Thursday, January 29, 2026

Places I'm Visiting: Dallas

Two days visiting in Dallas/Fort Worth. I heard opinions only on the Fort Worth side, but it seems people from Dallas and from Fort Worth don’t think much of each other. I get the impression that, at the very least, Fort Worth natives think Dallas is sterile, cold, and citified, whereas Fort Worth, they will tell you, still has its cowboy soul. 

We visited Dallas mostly to go to the Dallas Museum of Art, but, as it opens relatively late, at 11:00AM, we went to the Book Depository Museum, which occupies the sixth and seventh floors of what was the Texas Book Depository in November 1964 when John F. Kennedy was shot from one of its sixth-floor windows. Like many people, I’ve seen photos of the building, photos of the stretch of Elm St. the president’s motorcade was passing when the shots were fired that killed Kennedy and wounded Texas Governor John Connally, and I’ve seen photos of the “grassy knoll.” I have seen the Zapruder film, sequences isolated from the film, and stills from it. So, visiting Dealey Plaza in person, felt oddly familiar. 

The Museum mostly presents an extended series of explanatory panels. Some put Kennedy’s visit to Dallas into the context of the time. Others show what happened as the president was hit and right after. Still others look at how the world reacted to the assassination, at the investigations and re-enactments that followed, and at the forensic evidence for assigning the murder to Lee Harvey Oswald. A large model of Dealey Plaza used by the FBI and by later investigators is on display. Examples of cameras various journalists and amateur photographers used at the scene are on display.  Lee Harvey Oswald’s wedding ring is even on display.

Most moving, however, is simply being able to stand at almost exactly the spot on the sixth floor from which the sniper fired. From there, you can look down and to the right and see the X etched in the pavement on Elm St. showing the approximate point at which the fatal bullet struck. 

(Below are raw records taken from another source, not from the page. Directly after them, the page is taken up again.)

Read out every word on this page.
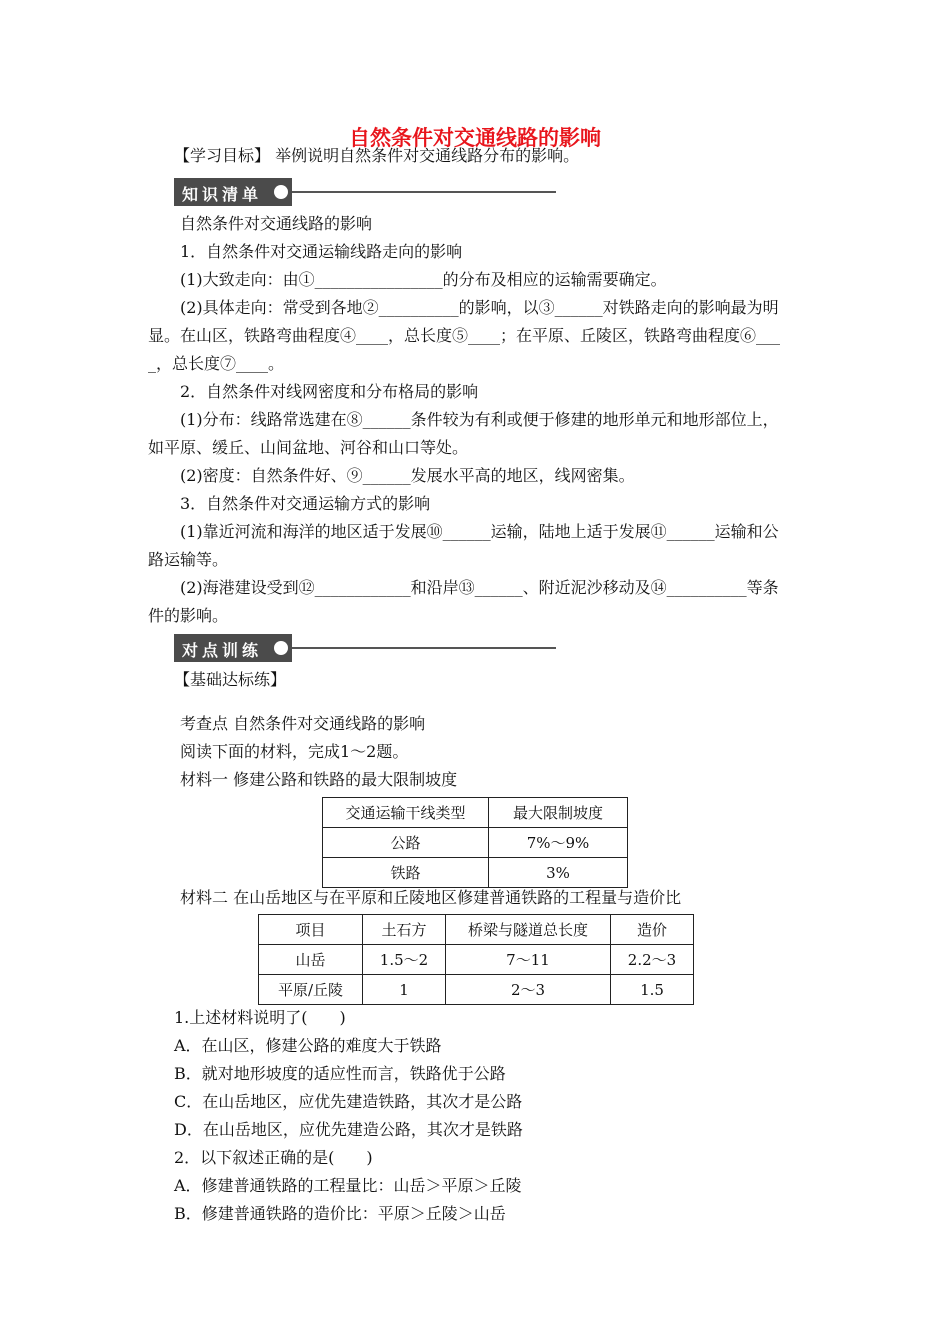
自然条件对交通线路的影响
【学习目标】 举例说明自然条件对交通线路分布的影响。
知识清单
自然条件对交通线路的影响
1．自然条件对交通运输线路走向的影响
(1)大致走向：由①________________的分布及相应的运输需要确定。
(2)具体走向：常受到各地②__________的影响，以③______对铁路走向的影响最为明
显。在山区，铁路弯曲程度④____，总长度⑤____；在平原、丘陵区，铁路弯曲程度⑥___
_，总长度⑦____。
2．自然条件对线网密度和分布格局的影响
(1)分布：线路常选建在⑧______条件较为有利或便于修建的地形单元和地形部位上，
如平原、缓丘、山间盆地、河谷和山口等处。
(2)密度：自然条件好、⑨______发展水平高的地区，线网密集。
3．自然条件对交通运输方式的影响
(1)靠近河流和海洋的地区适于发展⑩______运输，陆地上适于发展⑪______运输和公
路运输等。
(2)海港建设受到⑫____________和沿岸⑬______、附近泥沙移动及⑭__________等条
件的影响。
对点训练
【基础达标练】
考查点 自然条件对交通线路的影响
阅读下面的材料，完成1～2题。
材料一 修建公路和铁路的最大限制坡度
交通运输干线类型	最大限制坡度
公路	7%～9%
铁路	3%
材料二 在山岳地区与在平原和丘陵地区修建普通铁路的工程量与造价比
项目	土石方	桥梁与隧道总长度	造价
山岳	1.5～2	7～11	2.2～3
平原/丘陵	1	2～3	1.5
1.上述材料说明了(　　)
A．在山区，修建公路的难度大于铁路
B．就对地形坡度的适应性而言，铁路优于公路
C．在山岳地区，应优先建造铁路，其次才是公路
D．在山岳地区，应优先建造公路，其次才是铁路
2．以下叙述正确的是(　　)
A．修建普通铁路的工程量比：山岳＞平原＞丘陵
B．修建普通铁路的造价比：平原＞丘陵＞山岳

Having seen the path of the motorcade from the perspective of the sniper, one thing seemed odd to me. The motorcade made a right turn off Main St. onto Houston St., pointing right at the corner of the Book Depository Building from which Oswald fired. It then made a left turn onto Elm St., passing in front of the Book Depository Building, moving away from the sixth floor corner window, off to the shooter’s right. I don’t understand why he waited. He would appear to have had a closer, easier shot just as the motorcade slowed before making its left turn onto Elm St. We will never know what Oswald was thinking, but, had it been me, I would have fired at that – most vulnerable – moment rather than waiting for the car carrying the president to start moving away toward the triple underpass beyond the Grassy Knoll. 

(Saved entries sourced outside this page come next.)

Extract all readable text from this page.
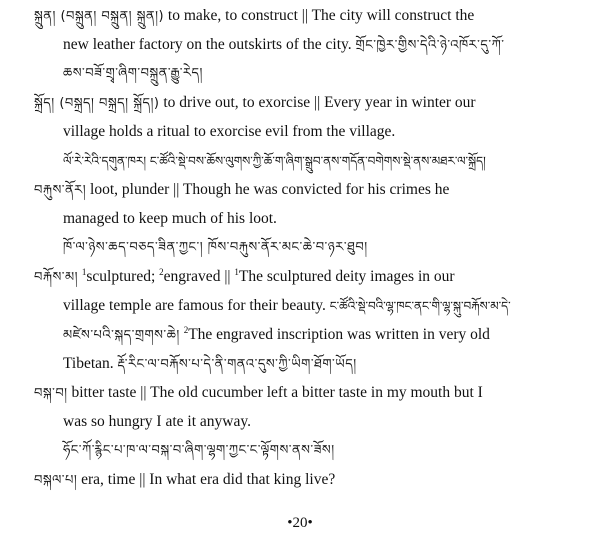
སྐྲུན། (བསྐྲུན། བསྐྲུན། སྐྲུན།) to make, to construct || The city will construct the
new leather factory on the outskirts of the city. གྲོང་ཁྱེར་གྱིས་དེའི་ཉེ་འཁོར་དུ་ཀོ་
ཆས་བཟོ་གྲྭ་ཞིག་བསྐྲུན་རྒྱུ་རེད།
སྐྲོད། (བསྐྲད། བསྐྲད། སྐྲོད།) to drive out, to exorcise || Every year in winter our
village holds a ritual to exorcise evil from the village.
ལོ་རེ་རེའི་དགུན་ཁར། ང་ཚོའི་སྡེ་བས་ཆོས་ལུགས་ཀྱི་ཆོ་ག་ཞིག་སྒྲུབ་ནས་གདོན་བགེགས་སྡེ་ནས་མཐར་ལ་སྐྲོད།
བརྐུས་ནོར། loot, plunder || Though he was convicted for his crimes he
managed to keep much of his loot.
ཁོ་ལ་ཉེས་ཆད་བཅད་ཟིན་ཀྱང་། ཁོས་བརྐུས་ནོར་མང་ཆེ་བ་ཉར་ཐུབ།
བརྐོས་མ། $^1$sculptured; $^2$engraved || $^1$The sculptured deity images in our
village temple are famous for their beauty. ང་ཚོའི་སྡེ་བའི་ལྷ་ཁང་ནང་གི་ལྷ་སྐུ་བརྐོས་མ་དེ་
མཛེས་པའི་སྐད་གྲགས་ཆེ། $^2$The engraved inscription was written in very old
Tibetan. རྡོ་རིང་ལ་བརྐོས་པ་དེ་ནི་གནའ་དུས་ཀྱི་ཡིག་ཐོག་ཡོད།
བསྐ་བ། bitter taste || The old cucumber left a bitter taste in my mouth but I
was so hungry I ate it anyway.
ཧོང་ཀོ་རྙིང་པ་ཁ་ལ་བསྐ་བ་ཞིག་ལྷག་ཀྱང་ང་ལྟོགས་ནས་ཟོས།
བསྐལ་པ། era, time || In what era did that king live?
•20•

After seeing the museum, we walked down to look at the X on Elm St. from the Grassy Knoll and at the place nearby Mr.  Zapruder was standing as he filmed the progress of the motorcade and, inadvertently, the assassination. Judging from the historical photographs, the place has changed very little since November 22, 1963, the day the president died. 

November 22, 1963 is the first day in my own life that I have a memory of. I was going on four years old. My mother and I were returning from grocery stopping. As we approached the short flight of steps up to the main doors of our Brooklyn apartment building, a neighbor came out and said something to my mother who then took me inside and rushed me down the hallway leading to our apartment door at the far end of the hallway. Inside the apartment, my mother kneeled down on the rug in front of the television, still holding a paper bag of groceries, and turned on the set – something she never did; my mother was largely indifferent to television; in later years, she didn’t even own a television. Having been a small child, I didn’t at the time understand what had happened, but I remember the day and the name Lee Harvey Oswald being spoken over and over again for days. Visiting the museum and the location of the assassination was a quintessentially touristy thing to do, but it was worth doing once.